Pringle merkte selbst, daß es nicht gerade enthusiastisch klang. «Also gut,
wenn du meinst, daß es hier für mich nichts mehr zu tun gibt...»
    Der Strand war von Feriengästen
bevölkert, und er beschloß, etwas weiter hinten bei den Felsen ins Wasser zu
gehen. Aus einem der Schränke in der Plicht holte er sich Maske und Schnorchel
und legte sie sich gleich an. Die Gummiflossen unter den Arm geklemmt, tappte
er eilig auf Zehenspitzen über den heißen Beton des Kais und wäre beinahe über
eine junge Frau gestolpert, die sich zum Sonnenbaden ausgestreckt hatte. Sie
trug nichts außer einer Holzperlenkette. Das Sichtfenster von Mr. Pringles
Maske beschlug. Er mußte zusehen, daß er schnell ins Wasser kam.
    Es war viel kälter als in Sivota. Als
er die Felsen hinter sich hatte, ließ er sich, das Gesicht im Wasser, treiben
und betrachtete die Unterwasserwelt. Dicht unter der Oberfläche gab es hier
ebenfalls Felsengrate und Klippen, die über und über mit Seeigeln bedeckt
waren. Dazwischen flitzten Schwärme kleiner, grauer Fische. Er folgte ihnen,
die Flossen machten das Schwimmen völlig anstrengungslos.
    Ein leichtes Brennen zwischen den
Schulterblättern ließ es ihm ratsam erscheinen, sich doch lieber auf den Rücken
zu drehen.
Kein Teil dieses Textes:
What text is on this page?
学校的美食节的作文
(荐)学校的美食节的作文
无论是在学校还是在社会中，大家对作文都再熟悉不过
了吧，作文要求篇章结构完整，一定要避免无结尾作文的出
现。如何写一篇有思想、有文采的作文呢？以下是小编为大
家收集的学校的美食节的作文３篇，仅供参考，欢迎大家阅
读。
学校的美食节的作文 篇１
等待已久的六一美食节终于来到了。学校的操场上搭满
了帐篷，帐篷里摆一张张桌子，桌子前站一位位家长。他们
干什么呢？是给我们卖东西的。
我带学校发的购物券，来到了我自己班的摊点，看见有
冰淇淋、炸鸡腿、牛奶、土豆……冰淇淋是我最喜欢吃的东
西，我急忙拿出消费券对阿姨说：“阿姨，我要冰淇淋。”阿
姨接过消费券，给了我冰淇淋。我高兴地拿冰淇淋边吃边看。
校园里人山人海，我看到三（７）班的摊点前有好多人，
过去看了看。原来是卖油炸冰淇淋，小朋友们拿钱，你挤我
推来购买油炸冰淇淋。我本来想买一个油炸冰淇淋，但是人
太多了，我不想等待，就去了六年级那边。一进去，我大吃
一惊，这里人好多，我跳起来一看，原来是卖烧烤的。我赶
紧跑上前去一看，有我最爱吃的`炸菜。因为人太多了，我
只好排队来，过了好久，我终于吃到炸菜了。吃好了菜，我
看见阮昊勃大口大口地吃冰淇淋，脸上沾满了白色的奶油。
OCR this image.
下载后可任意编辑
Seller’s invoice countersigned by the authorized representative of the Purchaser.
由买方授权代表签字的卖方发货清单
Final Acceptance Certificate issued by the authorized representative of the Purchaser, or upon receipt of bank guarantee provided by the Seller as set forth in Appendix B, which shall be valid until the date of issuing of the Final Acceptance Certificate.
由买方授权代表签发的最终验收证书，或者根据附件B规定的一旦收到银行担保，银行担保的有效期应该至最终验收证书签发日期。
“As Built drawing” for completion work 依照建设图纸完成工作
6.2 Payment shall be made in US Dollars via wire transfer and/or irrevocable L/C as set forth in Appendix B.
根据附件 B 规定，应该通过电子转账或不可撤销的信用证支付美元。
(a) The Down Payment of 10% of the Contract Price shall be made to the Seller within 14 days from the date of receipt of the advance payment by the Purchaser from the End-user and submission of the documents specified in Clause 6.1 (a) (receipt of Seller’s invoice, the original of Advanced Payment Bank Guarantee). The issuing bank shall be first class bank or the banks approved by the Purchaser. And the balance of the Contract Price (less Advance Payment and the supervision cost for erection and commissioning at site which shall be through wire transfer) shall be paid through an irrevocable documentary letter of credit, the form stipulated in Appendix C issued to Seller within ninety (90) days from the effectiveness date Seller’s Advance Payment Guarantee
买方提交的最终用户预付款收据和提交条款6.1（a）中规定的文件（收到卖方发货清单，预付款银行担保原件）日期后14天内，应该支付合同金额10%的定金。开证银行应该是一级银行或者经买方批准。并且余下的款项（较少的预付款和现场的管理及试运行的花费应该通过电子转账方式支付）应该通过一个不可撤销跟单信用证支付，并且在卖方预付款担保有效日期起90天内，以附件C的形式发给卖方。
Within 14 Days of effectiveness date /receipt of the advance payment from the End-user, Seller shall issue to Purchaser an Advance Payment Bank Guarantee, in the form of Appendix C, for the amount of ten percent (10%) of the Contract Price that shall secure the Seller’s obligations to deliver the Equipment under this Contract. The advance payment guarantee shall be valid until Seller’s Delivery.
Er wollte sich keinen Sonnenbrand holen. Du liebe Güte! Erschreckt
stellte er fest, daß er viel weiter draußen war, als er angenommen hatte. Auf
den felsigen Teil der Küste zuzuhalten, dorthin, von wo er gekommen war,
erschien ihm zu gefährlich. Eine andere Möglichkeit war, die Mole zu
umschwimmen und vom Hafen aus an Land zu gehen. Es war der sicherste Weg — aber
auch ein ganzes Stück weiter. Und er hatte seit dem Frühstück nichts mehr
gegessen!
    Als er endlich den Hafen erreicht
hatte, war er völlig erschöpft. Langsam schwamm er von einer Ankerkette zur nächsten,
jedesmal eine Pause einlegend, bis er endlich vor sich eine Steintreppe aus dem
Wasser emporsteigen sah. Er kroch sie auf den Knien hinauf. Oben angelangt,
fand sich eine mitleidige Seele, die sich seiner erbarmte und ihn an Bord der Gapricorn brachte.
    «Sie sehen ja völlig erschossen aus»,
stellte Mr. Clarke mitfühlend fest. «Soll ich Ihnen ein Handtuch holen?» Mr.
Pringle nickte nur, er war noch viel zu sehr außer Atem, um sprechen zu können.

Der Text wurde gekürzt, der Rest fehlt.